Of all Jarvis’ major building projects, Florida Atlantic might be the biggest challenge of his career. The school’s basketball program, a Division I member since 1993, enters this season with an all-time record of 213-354, including only seven winning seasons and one NCAA appearance (2002) since its inception in 1988. The Owls play in the relatively obscure Sun Belt Conference, and they recently finished a much-needed $10 million renovation to smallish FAU Arena (5,000 seats).
“He brings a tremendous amount of credibility to our program because he has been a very success coach at the highest level,” Angelos said. “From an X’s and O’s standpoint, I think he will be great with recruiting and graduation rates. But the other thing helpful for us is his credibility in the community and his name recognition from an external standpoint – selling tickets and attracting donors.”
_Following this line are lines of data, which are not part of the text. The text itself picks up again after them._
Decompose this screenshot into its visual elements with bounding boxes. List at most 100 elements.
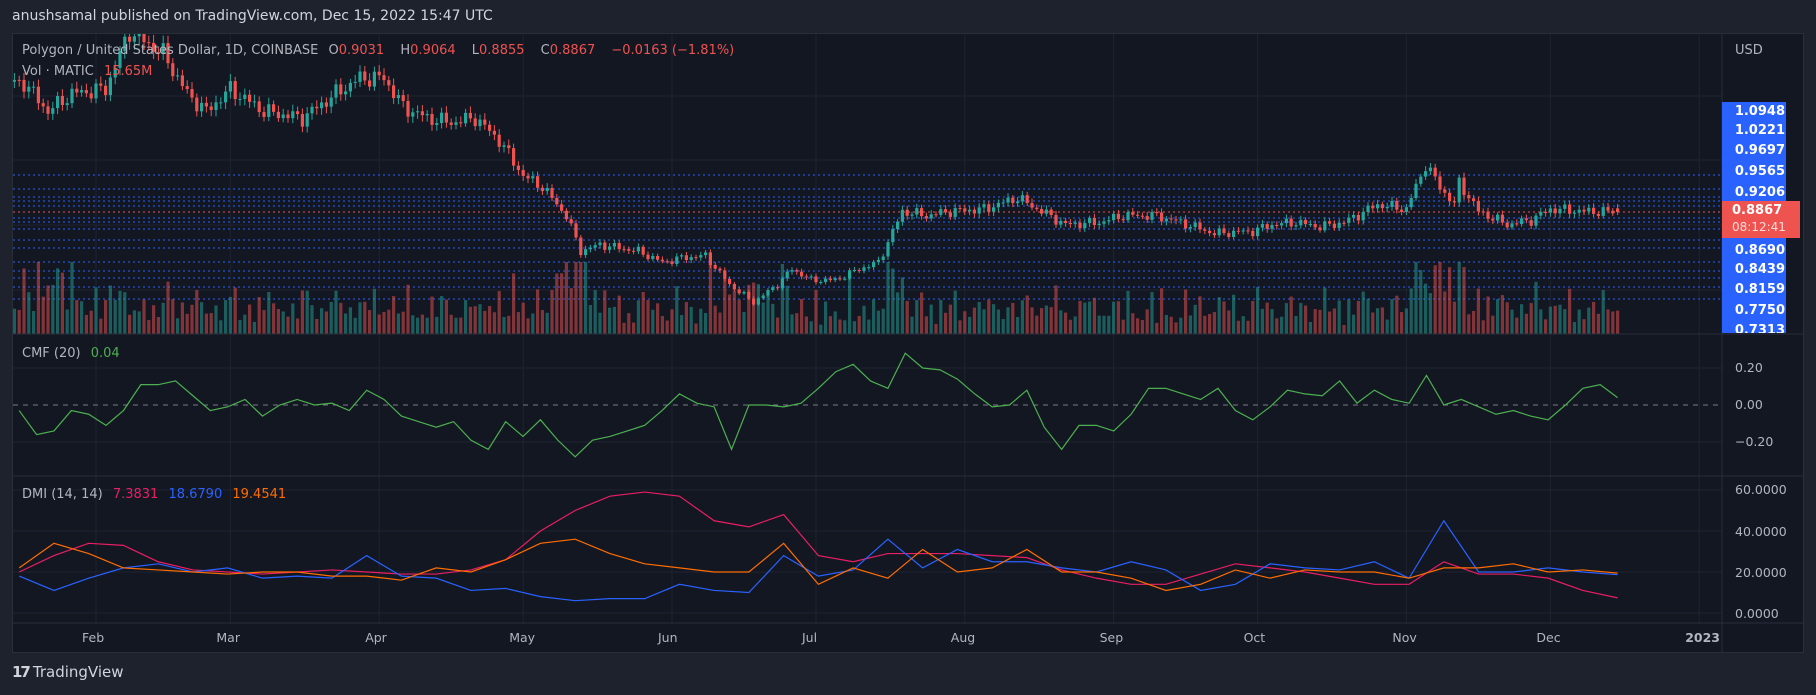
volume-bar [689, 306, 693, 334]
candle-up [411, 112, 415, 117]
volume-bar [670, 309, 674, 334]
candle-down [1491, 218, 1495, 221]
volume-bar [564, 262, 568, 334]
open-value: 0.9031 [338, 43, 385, 58]
volume-bar [320, 308, 324, 334]
candle-up [161, 43, 165, 54]
currency-label[interactable]: USD [1735, 43, 1763, 58]
volume-bar [800, 298, 804, 334]
price-line-label: 1.0948 [1734, 104, 1785, 119]
volume-bar [646, 299, 650, 334]
tradingview-logo[interactable]: 17 TradingView [12, 663, 124, 681]
candle-up [358, 71, 362, 82]
candles [13, 34, 1620, 306]
candle-up [1404, 207, 1408, 212]
candle-down [1131, 212, 1135, 215]
volume-bar [848, 275, 852, 334]
candle-down [1236, 230, 1240, 232]
dmi-legend[interactable]: DMI (14, 14) 7.3831 18.6790 19.4541 [22, 487, 292, 502]
candle-up [1280, 223, 1284, 226]
candle-up [1385, 206, 1389, 209]
candle-up [1260, 224, 1264, 228]
symbol-legend[interactable]: Polygon / United States Dollar, 1D, COIN… [22, 43, 740, 58]
volume-bar [473, 306, 477, 334]
candle-up [1558, 208, 1562, 214]
candle-up [348, 82, 352, 92]
volume-bar [1059, 310, 1063, 334]
volume-bar [536, 289, 540, 334]
volume-bar [310, 305, 314, 334]
volume-bar [915, 300, 919, 334]
volume-bar [108, 285, 112, 334]
candle-up [891, 229, 895, 243]
volume-bar [420, 314, 424, 334]
volume-bar [156, 317, 160, 334]
candle-down [1529, 220, 1533, 226]
candle-up [819, 282, 823, 284]
volume-bar [344, 313, 348, 334]
volume-bar [180, 302, 184, 334]
volume-bar [617, 295, 621, 334]
volume-bar [1083, 302, 1087, 334]
candle-up [1539, 211, 1543, 216]
candle-down [1227, 233, 1231, 237]
volume-bar [699, 308, 703, 334]
candle-up [1044, 209, 1048, 214]
volume-bar [358, 302, 362, 334]
volume-bar [1131, 313, 1135, 334]
volume-bar [684, 302, 688, 334]
time-axis-label: Sep [1099, 630, 1124, 645]
volume-bar [819, 324, 823, 334]
current-price-tag: 0.8867 08:12:41 [1722, 201, 1800, 238]
candle-down [737, 289, 741, 294]
candle-up [454, 122, 458, 125]
candle-up [334, 84, 338, 98]
volume-bar [396, 313, 400, 334]
candle-down [972, 209, 976, 214]
volume-bar [123, 292, 127, 334]
cmf-line [18, 352, 1618, 458]
candle-down [920, 208, 924, 217]
volume-bar [214, 305, 218, 334]
volume-legend[interactable]: Vol · MATIC 15.65M [22, 64, 158, 79]
volume-bar [1073, 316, 1077, 334]
volume-bar [1558, 304, 1562, 334]
volume-bar [900, 277, 904, 334]
candle-up [780, 278, 784, 289]
candle-down [536, 176, 540, 188]
candle-down [382, 75, 386, 81]
candle-down [1452, 201, 1456, 203]
candle-down [1433, 167, 1437, 177]
candle-up [852, 269, 856, 271]
volume-bar [1457, 262, 1461, 334]
candle-down [430, 113, 434, 125]
candle-up [1179, 219, 1183, 221]
candle-up [953, 208, 957, 217]
time-axis-label: Mar [216, 630, 240, 645]
candle-down [1212, 233, 1216, 236]
candle-up [1006, 197, 1010, 203]
volume-bar [608, 307, 612, 334]
volume-bar [632, 322, 636, 334]
volume-bar [752, 282, 756, 334]
volume-bar [152, 305, 156, 334]
candle-down [1448, 192, 1452, 202]
cmf-legend[interactable]: CMF (20) 0.04 [22, 346, 126, 361]
volume-bar [1596, 313, 1600, 334]
volume-bar [603, 290, 607, 334]
volume-bar [1246, 320, 1250, 334]
volume-bar [771, 303, 775, 334]
candle-up [608, 246, 612, 250]
volume-bar [1544, 319, 1548, 334]
volume-bar [1006, 307, 1010, 334]
volume-bar [1016, 316, 1020, 334]
volume-bar [32, 311, 36, 334]
candle-up [1126, 212, 1130, 221]
candle-up [1112, 213, 1116, 221]
candle-down [296, 111, 300, 115]
candle-up [1457, 177, 1461, 203]
candle-down [36, 86, 40, 104]
time-axis-label: Jul [802, 630, 818, 645]
candle-down [1208, 230, 1212, 234]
Jarvis lives for this stuff. Embracing the underdog role is his modus operandi.
“I love it,” he said. “There’s nothing better than going into the coliseum as a gladiator and trying to come out alive.”
Most importantly, he is now alive in Christ. He is entering a new phase of life: Coaching Division I basketball as a Christian. It’s not something he takes lightly. He knows the temptations that await: to use foul language at poor officiating, sacrifice good character for talent when recruiting and succumb to pride. That’s why he is working so hard on strengthening his faith.
“He just gives the glory to God and looks to God,” Nicholas said. “I’m seeing him do what God’s people are supposed to do, and that’s trusting God. It’s good stuff.”
Jarvis still attends his pastor’s Bible study, and he and Connie have started hosting a Tuesday night gathering for couples. He is committed to daily devotions and is finalizing an evangelistic tract entitled “Meet My Head Coach.” In the near future, he hopes to launch a pet project called the Master Mentor Program, a comprehensive resource to help adults teach spiritual and life skills to young people.
“I want to let my light shine and share the passion I have for Christ,” he said.
Will Florida Atlantic become a winning program? Judging by Jarvis’ previous track record, that’s a good bet. But this much is certain:
“The one thing I know He has in store for me is a place with Him forever,” Jarvis said. “That’s the most important thing. He has already assured me of the ultimate victory. Anything that happens between now and then is a blessing.”